“How did you do that?” This might be the question most frequently asked of magicians, and the answer is rarely forthcoming. The beauty of magic, the appeal and the thrill, is precisely the how. In movies about magic, that question is typically undone by definition, because movies, by definition, cheat. They cut between shots, they conjure special effects, they grant super powers and possibilities to an enterprise that — at its most enchanting and most endearing — is all about non-superness, about ordinary, non-special means to extraordinary, special-seeming effects.
To be fair, Now You See Me is only nominally a movie about magic. It’s really about assembling a slew of well known stars, old and young, in a story about good guys and bad guys, some caper movie components, some vaguely twisty plot turns, and a general notion of vengeance. That these elements are situated amid a series of special effects deemed magic — on a stage and/or in front of audiences who ooh and ahh — is of minimal consequence. Indeed, the primary consequence is that you are left to ponder how odd it is to see Jesse Eisenberg, that most non-sensational of performers, gesticulating like one a most sensational performer, a puffy, designer-dressed Vegas entrepreneur, who comes equipped with a silent, much younger, and very high-heeled female assistant (Caitriona Balfe)
Eisenberg plays Daniel Atlas, one of the several youngsters gathered together by a mastermind whose identity remains more or less disguised until film’s end (less if you give the proceedings any thought as they proceed, more if you just give up and go along with the ride). Danny and his cohorts form the Four Horsemen, something like the Avengers or the X Men, or any other comic book hero grouping, each member with a particular neurosis, power, and skill he or she brings to bear on the mastermind’s master scheme. So, Danny does card tricks, or sleight of hand more generally, Merritt (Woody Harrelson) is a mentalist and hypnotist, Jack (Dave Franco) a pickpocket (a great magic trick, in its way), and the Girl, also called Henley (Isla Fisher) chains herself up in water tanks with piranhas, probably less of a trick than picking pockets.
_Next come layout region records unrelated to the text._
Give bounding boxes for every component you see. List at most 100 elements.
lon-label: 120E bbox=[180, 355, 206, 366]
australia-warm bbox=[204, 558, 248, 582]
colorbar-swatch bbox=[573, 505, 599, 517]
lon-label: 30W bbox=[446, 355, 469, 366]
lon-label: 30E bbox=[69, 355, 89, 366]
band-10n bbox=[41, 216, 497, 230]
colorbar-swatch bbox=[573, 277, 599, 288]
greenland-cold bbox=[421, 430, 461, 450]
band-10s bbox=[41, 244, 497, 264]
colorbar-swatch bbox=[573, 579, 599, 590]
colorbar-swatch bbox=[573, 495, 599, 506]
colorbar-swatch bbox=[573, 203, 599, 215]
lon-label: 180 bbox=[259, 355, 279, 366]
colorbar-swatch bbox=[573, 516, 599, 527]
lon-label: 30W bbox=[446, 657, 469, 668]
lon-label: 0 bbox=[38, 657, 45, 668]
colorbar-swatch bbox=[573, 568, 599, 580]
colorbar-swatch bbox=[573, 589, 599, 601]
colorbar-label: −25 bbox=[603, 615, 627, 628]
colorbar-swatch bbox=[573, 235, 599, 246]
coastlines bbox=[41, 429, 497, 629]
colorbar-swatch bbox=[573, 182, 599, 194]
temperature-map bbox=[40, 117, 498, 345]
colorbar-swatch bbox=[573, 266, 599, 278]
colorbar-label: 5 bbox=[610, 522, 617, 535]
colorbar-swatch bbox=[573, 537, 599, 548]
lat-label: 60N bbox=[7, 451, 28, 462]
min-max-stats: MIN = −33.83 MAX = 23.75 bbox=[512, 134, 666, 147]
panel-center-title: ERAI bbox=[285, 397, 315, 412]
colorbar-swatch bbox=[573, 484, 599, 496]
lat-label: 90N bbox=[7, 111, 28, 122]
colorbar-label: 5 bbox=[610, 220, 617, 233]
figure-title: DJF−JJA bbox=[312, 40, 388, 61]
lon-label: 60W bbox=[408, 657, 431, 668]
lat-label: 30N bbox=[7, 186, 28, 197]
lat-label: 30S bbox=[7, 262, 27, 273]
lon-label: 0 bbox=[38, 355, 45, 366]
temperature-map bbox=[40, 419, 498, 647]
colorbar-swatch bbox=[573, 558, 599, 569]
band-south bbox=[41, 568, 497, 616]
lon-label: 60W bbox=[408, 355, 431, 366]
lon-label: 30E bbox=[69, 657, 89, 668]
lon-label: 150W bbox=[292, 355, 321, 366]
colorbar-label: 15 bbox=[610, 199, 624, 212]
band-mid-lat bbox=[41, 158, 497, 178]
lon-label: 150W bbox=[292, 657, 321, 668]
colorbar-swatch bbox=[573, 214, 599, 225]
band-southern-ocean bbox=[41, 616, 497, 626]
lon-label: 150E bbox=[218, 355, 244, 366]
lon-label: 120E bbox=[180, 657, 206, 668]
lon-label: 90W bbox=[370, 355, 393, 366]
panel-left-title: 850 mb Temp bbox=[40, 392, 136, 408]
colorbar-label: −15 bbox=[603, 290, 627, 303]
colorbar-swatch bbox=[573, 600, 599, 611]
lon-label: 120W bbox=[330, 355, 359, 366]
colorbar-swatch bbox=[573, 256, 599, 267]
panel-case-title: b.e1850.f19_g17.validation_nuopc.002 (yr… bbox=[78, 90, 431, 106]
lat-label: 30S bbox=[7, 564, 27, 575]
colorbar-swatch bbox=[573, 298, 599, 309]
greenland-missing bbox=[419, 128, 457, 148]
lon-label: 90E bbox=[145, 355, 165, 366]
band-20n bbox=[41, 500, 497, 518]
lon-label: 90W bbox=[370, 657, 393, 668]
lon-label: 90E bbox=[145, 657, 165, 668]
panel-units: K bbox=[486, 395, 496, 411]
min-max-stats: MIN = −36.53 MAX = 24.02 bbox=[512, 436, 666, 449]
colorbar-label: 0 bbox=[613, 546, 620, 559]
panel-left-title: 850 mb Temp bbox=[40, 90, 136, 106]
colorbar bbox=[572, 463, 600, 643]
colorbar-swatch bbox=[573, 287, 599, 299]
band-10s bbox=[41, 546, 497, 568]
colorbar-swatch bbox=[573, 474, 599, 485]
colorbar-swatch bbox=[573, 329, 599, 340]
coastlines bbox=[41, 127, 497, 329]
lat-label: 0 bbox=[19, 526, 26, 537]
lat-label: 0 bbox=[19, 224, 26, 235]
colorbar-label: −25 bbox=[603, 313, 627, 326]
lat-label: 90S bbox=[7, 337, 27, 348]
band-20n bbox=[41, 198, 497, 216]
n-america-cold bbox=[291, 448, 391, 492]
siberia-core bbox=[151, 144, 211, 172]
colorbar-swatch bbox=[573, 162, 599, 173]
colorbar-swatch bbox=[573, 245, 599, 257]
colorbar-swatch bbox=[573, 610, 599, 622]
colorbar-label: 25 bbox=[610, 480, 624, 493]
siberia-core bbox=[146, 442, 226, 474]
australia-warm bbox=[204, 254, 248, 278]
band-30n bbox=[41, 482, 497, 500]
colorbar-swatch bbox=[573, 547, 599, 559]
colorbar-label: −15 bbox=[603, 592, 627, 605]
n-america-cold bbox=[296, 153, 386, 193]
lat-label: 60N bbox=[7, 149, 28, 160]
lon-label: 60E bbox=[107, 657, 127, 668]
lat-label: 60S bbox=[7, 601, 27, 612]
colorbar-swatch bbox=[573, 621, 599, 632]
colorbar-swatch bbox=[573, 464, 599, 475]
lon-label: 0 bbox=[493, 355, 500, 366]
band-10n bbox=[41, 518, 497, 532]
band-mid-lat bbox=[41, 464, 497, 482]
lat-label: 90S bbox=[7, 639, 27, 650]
Joined together to perform a limited series of shows for the monstrously wealthy Vegas guy Arthur Tressler (Michael Caine), they soon learn that their tricks are meant for purposes other than wowing paying crowds. As their understanding of the caper evolves (or doesn’t, as following instructions doesn’t necessarily mean they know reasons or big pictures), they are pursued by a dogged FBI agent Dylan (Mark Ruffalo), assisted by INTERPOL agent Alma (Mélanie Laurent), and enlisting the expertise of magic Thaddeus (Morgan Freeman). (Common also shows up intermittently as a crotchety cop, only making you wonder what better projects he might be putting together with his considerable creative energies.) While Thaddeus repeatedly explains to them that he can’t explain to them what’s going on, because they’re just cops and can’t possibly get it, Alma looks very nice in sleeveless tops, Dylan looks increasingly frustrated.
The film divides its emotional time between the magicians who are transformed into a band of Robin Hoods, stealing from banks and insurance companies in order to give back to, say, Katrina victims who never got paid, and Dylan, whose sense of mission as a cop isn’t nearly so convincing or sympathetic as his Mark Ruffaloish rumpledness. He stands, or slouches, with hands in pockets, as the opposite of the slickness so overrepresented here by the magicians, whose saving grace may be their ignorance. More often, you’re confronted by an onslaught of slickness, in the tricks (lights, sweeping camera action, glib orchestral flares), in their overwritten quips and contrived romantic tensions, as well as their intragroup quarrels, over reputation, control, and macho posing — this, again, by magicians, people who wave their hands and utter magic words and wear tacky jackets.
The movie tries very hard to have it all ways, to celebrate the rebellious, sarcastic youthful versions of magicians as well as the traditional, uncynical belief demanded by magic as an idea and also as an industry, to extol the virtues of movie romance while making fun of same, to ponder the mechanics of tricks while relying on CGI and cinematic business. And this makes none of the ways convincing, which is kind of an important effect in itself, not only in magic shows but also in caper movies. While you’re waiting for the movie to be over, and if you’re inclined to meta-contemplations, you might take up this one: what sort of sleight of hand, or mental trick or daredevil-stunty threat made someone think this was a good idea?